Columbia Group boss Mark O’Neil believes shipping is getting ahead of itself by focusing too much on decarbonisation.
The chief executive of the Cyprus-based vessel services company told the Capital Link shipping forum in New York that fossil fuels are going nowhere, so more emphasis needs to be placed on carbon capture and fuel optimisation.
O’Neil said the narrative must change.
“When you talk to the energy majors in the Middle East, there is definitely an upswing, not a downswing, in their dedication to the extraction and processing of fossil fuels in the short to medium term, which means shipping must question whether a fossil-free, carbon-zero future is what is in front of it,” the CEO added.

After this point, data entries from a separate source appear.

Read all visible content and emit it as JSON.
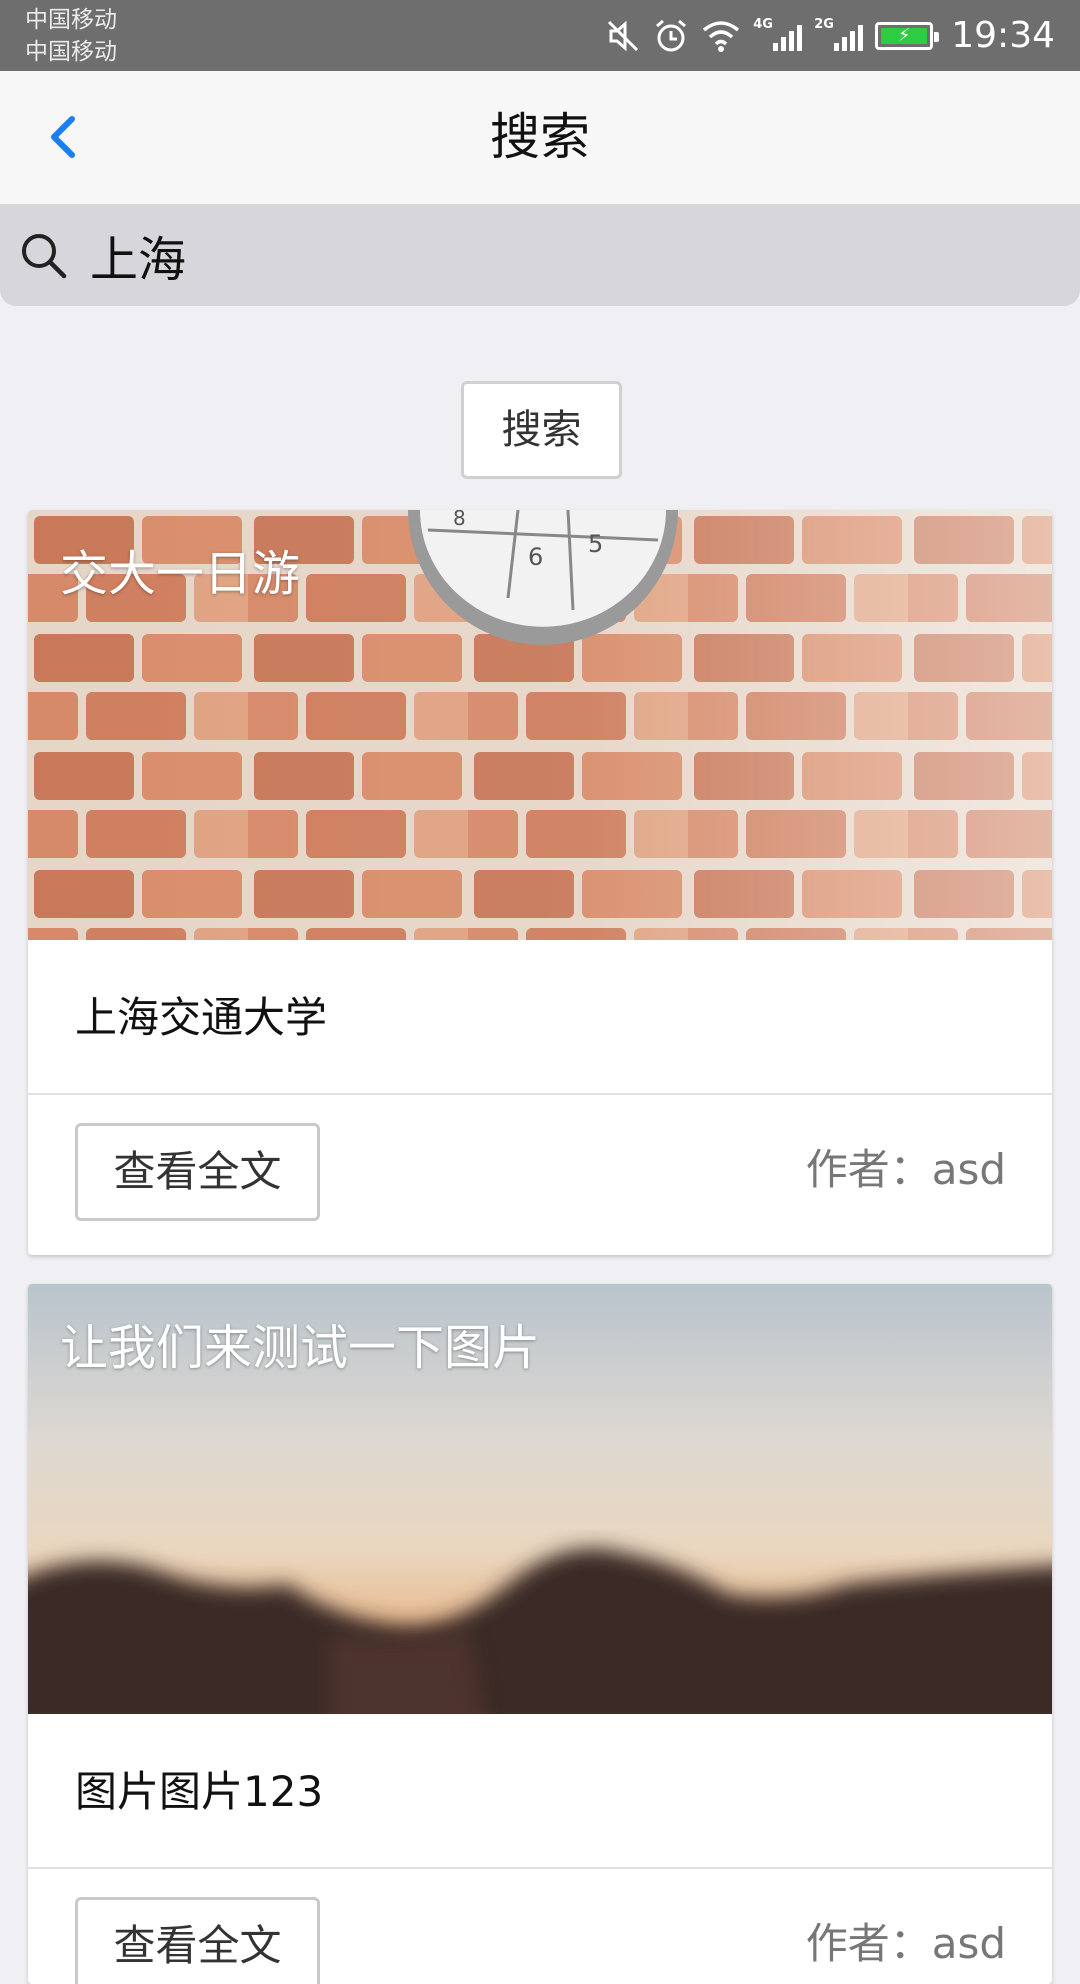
{
  "status_bar": {
    "carrier1": "中国移动",
    "carrier2": "中国移动",
    "network1": "4G",
    "network2": "2G",
    "time": "19:34",
    "icons": [
      "mute-icon",
      "alarm-icon",
      "wifi-icon",
      "signal-icon",
      "signal-icon",
      "battery-icon"
    ]
  },
  "nav": {
    "title": "搜索",
    "back_icon": "chevron-left-icon",
    "accent_color": "#1a7ef0"
  },
  "search": {
    "value": "上海",
    "button_label": "搜索"
  },
  "results": [
    {
      "image_title": "交大一日游",
      "content": "上海交通大学",
      "read_button": "查看全文",
      "author": "作者：asd"
    },
    {
      "image_title": "让我们来测试一下图片",
      "content": "图片图片123",
      "read_button": "查看全文",
      "author": "作者：asd"
    }
  ]
}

Decarbonisation does not stand up to scrutiny in the current geopolitical climate with tensions in the relations among the US and China, Europe, India and Russia coming ever more into the fore, he explained.
“Do we really believe that this is an environment in which a totally green revolution can, or should, take place?” he asked the forum.
He suggested shipping could be accused of jumping on the decarbonisation bandwagon for all the wrong reasons when the vast majority of the world will not be ready to go to a “carbon-free” fuel source in the near future.
Talk of net zero suggests no carbon, O’Neil said.
“If we can find the technology to capture that carbon then there is a future for fossil fuels. We need to look at the wider picture because we are in danger of going down the green revolution route for the wrong reasons bearing in mind that our vessel investments are long-term and the industry is crying out for flexibility of fuels,” he added.
O’Neil told delegates: “We need to be ready for all fuel types because we just don’t know what is out there, and we don’t know what is coming, but the problem is that we have assets with a 20-year-plus lifespan.
“But I firmly believe that the future will be about fossil fuels remaining the dominant fuel, but used in a carbon-reduced, captured and optimised way, and with many alternative fuels being available for specific trades and vessels” he concluded.